- Pitcher
- Born: December 14, 1913 Mansfield Township, New Jersey, U.S.
- Died: January 2, 1994 (aged 80) Willingboro Township, New Jersey, U.S.
- Batted: SwitchThrew: Left

MLB debut
- September 20, 1936, for the Philadelphia Athletics

Last MLB appearance
- September 20, 1947, for the Boston Red Sox

MLB statistics
- Win–loss record: 73–113
- Earned run average: 3.82
- Strikeouts: 694

Teams
- Philadelphia Athletics (1936–1939); Chicago White Sox (1939–1943, 1946–1947); Boston Red Sox (1947);

Career highlights and awards
- 2× All-Star (1941, 1942);

= Eddie Smith (pitcher) =

American baseball player (1913–1994)

Edgar Smith (December 14, 1913 – January 2, 1994) was an American professional baseball starting pitcher in Major League Baseball who played for the Philadelphia Athletics (1936–1939), Chicago White Sox (1939–1943, 1946–1947) and Boston Red Sox (1947). Smith was a switch-hitter and threw left-handed. He was born in Mansfield Township, Burlington County, New Jersey.

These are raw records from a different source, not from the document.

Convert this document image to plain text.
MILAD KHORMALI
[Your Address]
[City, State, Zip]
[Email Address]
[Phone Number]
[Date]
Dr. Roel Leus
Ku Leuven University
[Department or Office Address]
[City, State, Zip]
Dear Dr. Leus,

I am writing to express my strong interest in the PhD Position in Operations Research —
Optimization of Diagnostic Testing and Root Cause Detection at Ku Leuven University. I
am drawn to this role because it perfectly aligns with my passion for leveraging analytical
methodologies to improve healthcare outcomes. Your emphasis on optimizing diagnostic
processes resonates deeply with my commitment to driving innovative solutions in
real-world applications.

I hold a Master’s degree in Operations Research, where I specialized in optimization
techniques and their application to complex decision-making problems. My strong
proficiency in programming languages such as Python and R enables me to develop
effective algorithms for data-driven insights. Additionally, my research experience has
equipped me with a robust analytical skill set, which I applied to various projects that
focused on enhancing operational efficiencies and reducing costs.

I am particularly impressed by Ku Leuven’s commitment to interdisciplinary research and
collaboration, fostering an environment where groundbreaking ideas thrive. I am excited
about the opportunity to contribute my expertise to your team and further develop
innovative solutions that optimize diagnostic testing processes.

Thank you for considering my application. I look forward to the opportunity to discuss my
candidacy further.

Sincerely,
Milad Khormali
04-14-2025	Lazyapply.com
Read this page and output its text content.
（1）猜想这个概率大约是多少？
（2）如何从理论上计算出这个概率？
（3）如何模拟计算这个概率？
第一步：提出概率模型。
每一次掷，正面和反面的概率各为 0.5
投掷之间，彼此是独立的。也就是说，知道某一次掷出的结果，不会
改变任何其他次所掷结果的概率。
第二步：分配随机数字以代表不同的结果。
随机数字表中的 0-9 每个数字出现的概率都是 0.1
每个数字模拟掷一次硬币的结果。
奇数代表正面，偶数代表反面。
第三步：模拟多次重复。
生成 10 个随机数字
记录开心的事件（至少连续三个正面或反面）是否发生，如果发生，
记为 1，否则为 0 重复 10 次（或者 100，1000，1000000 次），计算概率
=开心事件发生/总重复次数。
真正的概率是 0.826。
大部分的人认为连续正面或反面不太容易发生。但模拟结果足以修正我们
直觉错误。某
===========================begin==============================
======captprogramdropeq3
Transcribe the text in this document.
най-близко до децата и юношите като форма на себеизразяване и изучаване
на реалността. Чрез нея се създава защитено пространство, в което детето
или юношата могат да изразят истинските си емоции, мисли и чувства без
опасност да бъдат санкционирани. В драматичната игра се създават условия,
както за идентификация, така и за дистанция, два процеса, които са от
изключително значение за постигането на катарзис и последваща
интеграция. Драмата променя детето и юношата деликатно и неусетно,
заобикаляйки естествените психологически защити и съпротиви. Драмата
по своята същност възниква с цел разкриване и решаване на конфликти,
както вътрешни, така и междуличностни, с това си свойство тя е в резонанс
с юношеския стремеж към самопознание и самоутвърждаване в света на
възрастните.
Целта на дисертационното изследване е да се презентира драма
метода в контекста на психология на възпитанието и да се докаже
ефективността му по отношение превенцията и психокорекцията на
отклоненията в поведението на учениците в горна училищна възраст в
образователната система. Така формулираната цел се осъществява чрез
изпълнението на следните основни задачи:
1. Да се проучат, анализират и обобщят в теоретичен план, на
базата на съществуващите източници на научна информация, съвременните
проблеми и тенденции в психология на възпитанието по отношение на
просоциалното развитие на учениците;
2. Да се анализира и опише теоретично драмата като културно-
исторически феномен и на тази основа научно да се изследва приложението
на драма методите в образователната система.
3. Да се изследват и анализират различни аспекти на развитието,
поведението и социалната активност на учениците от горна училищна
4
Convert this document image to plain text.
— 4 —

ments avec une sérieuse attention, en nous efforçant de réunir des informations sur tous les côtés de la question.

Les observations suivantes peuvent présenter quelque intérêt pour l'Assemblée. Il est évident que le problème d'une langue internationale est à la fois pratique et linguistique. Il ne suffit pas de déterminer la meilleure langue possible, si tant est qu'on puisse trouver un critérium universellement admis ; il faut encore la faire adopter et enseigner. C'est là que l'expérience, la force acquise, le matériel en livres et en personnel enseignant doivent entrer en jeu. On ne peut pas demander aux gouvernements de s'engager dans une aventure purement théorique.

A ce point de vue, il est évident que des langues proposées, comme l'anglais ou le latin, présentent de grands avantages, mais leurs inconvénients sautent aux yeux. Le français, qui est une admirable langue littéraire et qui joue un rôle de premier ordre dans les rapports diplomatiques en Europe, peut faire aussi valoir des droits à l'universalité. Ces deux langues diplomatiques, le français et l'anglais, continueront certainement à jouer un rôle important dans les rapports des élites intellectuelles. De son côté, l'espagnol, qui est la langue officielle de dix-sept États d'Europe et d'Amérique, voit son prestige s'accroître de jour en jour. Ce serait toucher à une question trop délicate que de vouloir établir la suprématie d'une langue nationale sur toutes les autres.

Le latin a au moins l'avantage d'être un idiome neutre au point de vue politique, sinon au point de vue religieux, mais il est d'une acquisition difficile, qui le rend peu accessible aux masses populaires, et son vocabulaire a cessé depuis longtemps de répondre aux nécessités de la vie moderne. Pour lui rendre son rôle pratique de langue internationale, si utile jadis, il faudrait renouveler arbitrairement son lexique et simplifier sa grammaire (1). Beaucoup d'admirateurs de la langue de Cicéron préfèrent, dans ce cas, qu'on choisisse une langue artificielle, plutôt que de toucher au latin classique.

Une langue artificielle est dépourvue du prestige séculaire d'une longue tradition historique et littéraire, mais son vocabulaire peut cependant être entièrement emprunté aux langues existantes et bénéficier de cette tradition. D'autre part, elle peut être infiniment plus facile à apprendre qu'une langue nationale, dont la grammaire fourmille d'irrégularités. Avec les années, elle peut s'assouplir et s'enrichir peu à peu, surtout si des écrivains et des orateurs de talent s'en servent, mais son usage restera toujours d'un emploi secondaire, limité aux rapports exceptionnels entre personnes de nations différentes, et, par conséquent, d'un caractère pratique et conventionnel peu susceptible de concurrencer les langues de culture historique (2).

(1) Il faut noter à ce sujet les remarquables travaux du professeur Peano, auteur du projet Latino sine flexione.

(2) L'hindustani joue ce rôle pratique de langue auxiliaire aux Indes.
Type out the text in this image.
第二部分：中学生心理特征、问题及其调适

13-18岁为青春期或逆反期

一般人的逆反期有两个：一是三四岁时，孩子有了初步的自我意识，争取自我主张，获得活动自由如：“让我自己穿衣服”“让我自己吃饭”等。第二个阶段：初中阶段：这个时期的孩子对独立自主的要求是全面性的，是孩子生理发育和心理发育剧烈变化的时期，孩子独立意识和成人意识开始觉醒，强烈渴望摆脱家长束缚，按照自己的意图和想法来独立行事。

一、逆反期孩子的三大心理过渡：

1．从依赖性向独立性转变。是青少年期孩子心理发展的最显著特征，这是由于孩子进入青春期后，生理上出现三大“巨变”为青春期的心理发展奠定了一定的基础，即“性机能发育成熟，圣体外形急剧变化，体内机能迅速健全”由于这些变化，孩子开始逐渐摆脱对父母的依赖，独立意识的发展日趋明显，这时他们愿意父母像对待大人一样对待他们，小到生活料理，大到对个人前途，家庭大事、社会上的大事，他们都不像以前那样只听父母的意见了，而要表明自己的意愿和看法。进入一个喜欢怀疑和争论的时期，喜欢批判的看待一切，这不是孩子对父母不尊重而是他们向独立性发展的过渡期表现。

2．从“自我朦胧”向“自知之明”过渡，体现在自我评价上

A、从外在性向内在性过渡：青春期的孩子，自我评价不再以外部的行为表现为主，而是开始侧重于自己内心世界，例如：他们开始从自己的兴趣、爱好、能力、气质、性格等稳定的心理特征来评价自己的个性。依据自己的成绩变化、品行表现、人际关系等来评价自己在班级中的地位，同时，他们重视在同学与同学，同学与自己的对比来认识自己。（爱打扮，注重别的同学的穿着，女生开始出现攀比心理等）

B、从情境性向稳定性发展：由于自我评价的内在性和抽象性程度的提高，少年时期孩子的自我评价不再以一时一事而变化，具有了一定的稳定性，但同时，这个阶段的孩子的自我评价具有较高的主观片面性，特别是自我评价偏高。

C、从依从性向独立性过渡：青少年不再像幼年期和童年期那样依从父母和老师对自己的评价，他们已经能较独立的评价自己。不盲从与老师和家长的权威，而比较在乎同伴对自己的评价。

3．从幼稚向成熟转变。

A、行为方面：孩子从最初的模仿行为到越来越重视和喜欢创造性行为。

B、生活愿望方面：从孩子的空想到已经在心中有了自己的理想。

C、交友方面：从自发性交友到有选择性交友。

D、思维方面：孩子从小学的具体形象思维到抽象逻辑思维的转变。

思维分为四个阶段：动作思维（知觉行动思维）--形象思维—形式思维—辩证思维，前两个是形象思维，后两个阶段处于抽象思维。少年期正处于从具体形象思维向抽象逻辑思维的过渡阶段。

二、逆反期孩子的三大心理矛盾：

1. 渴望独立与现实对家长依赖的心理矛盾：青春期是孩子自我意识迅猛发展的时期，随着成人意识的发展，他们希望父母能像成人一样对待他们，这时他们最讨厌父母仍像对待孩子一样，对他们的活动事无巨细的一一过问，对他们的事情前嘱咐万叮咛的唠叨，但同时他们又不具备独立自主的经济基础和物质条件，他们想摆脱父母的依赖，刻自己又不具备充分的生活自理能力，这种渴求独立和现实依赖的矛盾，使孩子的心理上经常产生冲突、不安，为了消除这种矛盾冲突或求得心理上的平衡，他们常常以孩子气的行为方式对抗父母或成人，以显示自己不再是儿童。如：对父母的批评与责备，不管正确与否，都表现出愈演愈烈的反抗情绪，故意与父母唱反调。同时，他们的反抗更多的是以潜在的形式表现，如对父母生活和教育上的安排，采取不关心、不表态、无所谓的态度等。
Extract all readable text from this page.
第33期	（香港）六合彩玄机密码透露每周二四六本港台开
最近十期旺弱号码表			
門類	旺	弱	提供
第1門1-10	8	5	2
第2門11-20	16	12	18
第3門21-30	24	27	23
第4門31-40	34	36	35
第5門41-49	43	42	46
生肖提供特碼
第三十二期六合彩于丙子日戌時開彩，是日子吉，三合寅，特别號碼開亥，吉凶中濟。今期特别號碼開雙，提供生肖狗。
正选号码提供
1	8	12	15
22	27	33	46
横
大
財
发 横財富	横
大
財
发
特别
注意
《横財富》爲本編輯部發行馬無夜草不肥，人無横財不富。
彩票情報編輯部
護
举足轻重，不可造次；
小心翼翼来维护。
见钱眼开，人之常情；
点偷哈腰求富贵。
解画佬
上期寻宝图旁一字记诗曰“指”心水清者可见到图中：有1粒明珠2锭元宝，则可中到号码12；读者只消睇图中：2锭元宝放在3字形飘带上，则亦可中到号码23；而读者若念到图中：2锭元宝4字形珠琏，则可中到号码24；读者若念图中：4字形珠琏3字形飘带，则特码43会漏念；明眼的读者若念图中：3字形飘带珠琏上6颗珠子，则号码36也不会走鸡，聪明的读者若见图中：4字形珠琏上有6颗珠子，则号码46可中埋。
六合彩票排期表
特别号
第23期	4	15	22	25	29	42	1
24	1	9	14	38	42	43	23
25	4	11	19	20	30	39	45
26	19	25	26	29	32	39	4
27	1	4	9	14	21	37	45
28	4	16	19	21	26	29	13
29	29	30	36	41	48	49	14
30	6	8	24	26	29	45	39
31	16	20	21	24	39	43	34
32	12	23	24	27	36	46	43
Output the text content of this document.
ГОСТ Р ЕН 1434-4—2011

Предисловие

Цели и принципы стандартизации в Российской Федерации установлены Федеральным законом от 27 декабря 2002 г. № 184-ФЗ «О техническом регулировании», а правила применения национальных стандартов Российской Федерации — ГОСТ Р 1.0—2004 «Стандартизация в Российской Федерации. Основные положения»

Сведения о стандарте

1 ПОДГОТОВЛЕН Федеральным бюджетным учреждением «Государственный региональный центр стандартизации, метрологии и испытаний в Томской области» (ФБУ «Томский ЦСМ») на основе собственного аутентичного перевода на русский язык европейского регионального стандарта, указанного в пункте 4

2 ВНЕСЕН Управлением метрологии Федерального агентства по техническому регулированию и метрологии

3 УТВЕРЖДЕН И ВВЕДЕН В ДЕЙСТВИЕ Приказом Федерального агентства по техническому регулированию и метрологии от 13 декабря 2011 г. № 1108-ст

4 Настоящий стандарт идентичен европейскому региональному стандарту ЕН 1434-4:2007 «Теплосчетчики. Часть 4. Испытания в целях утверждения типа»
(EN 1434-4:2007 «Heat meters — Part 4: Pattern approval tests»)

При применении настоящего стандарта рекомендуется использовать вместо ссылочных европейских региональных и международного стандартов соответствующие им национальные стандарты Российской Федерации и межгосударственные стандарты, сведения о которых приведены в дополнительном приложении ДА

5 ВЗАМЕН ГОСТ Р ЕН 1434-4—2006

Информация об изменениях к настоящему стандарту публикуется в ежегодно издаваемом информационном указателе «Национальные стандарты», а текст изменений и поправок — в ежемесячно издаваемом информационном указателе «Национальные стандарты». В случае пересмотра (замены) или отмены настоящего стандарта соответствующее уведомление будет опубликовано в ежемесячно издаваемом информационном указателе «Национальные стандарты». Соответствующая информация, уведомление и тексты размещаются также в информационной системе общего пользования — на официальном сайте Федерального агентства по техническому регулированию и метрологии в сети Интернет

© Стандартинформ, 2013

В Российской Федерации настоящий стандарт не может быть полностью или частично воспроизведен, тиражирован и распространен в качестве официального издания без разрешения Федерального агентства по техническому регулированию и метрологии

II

In a 10-season career, Smith posted a 73–113 record with 694 strikeouts and a 3.82 ERA in 1,5952/3 innings pitched.

Joe DiMaggio started his 56-game hitting streak on May 15, 1941 by getting one hit in four at bats against Smith. Later that year, Smith was selected to represent the White Sox on the American League's All-Star team. He entered 1941 Major League Baseball All-Star Game on July 8 at Briggs Stadium as a relief pitcher in the eighth inning and allowed a two-run home run to left-handed-hitting shortstop Arky Vaughan, putting the AL at a 5–3 disadvantage. But he set down the National League squad in order in the ninth, and came away with the victory when Ted Williams hit a three-run, walk-off home run in the ninth, capping the Junior Circuit's rally.

Smith died in Willingboro Township, New Jersey, at the age of 80.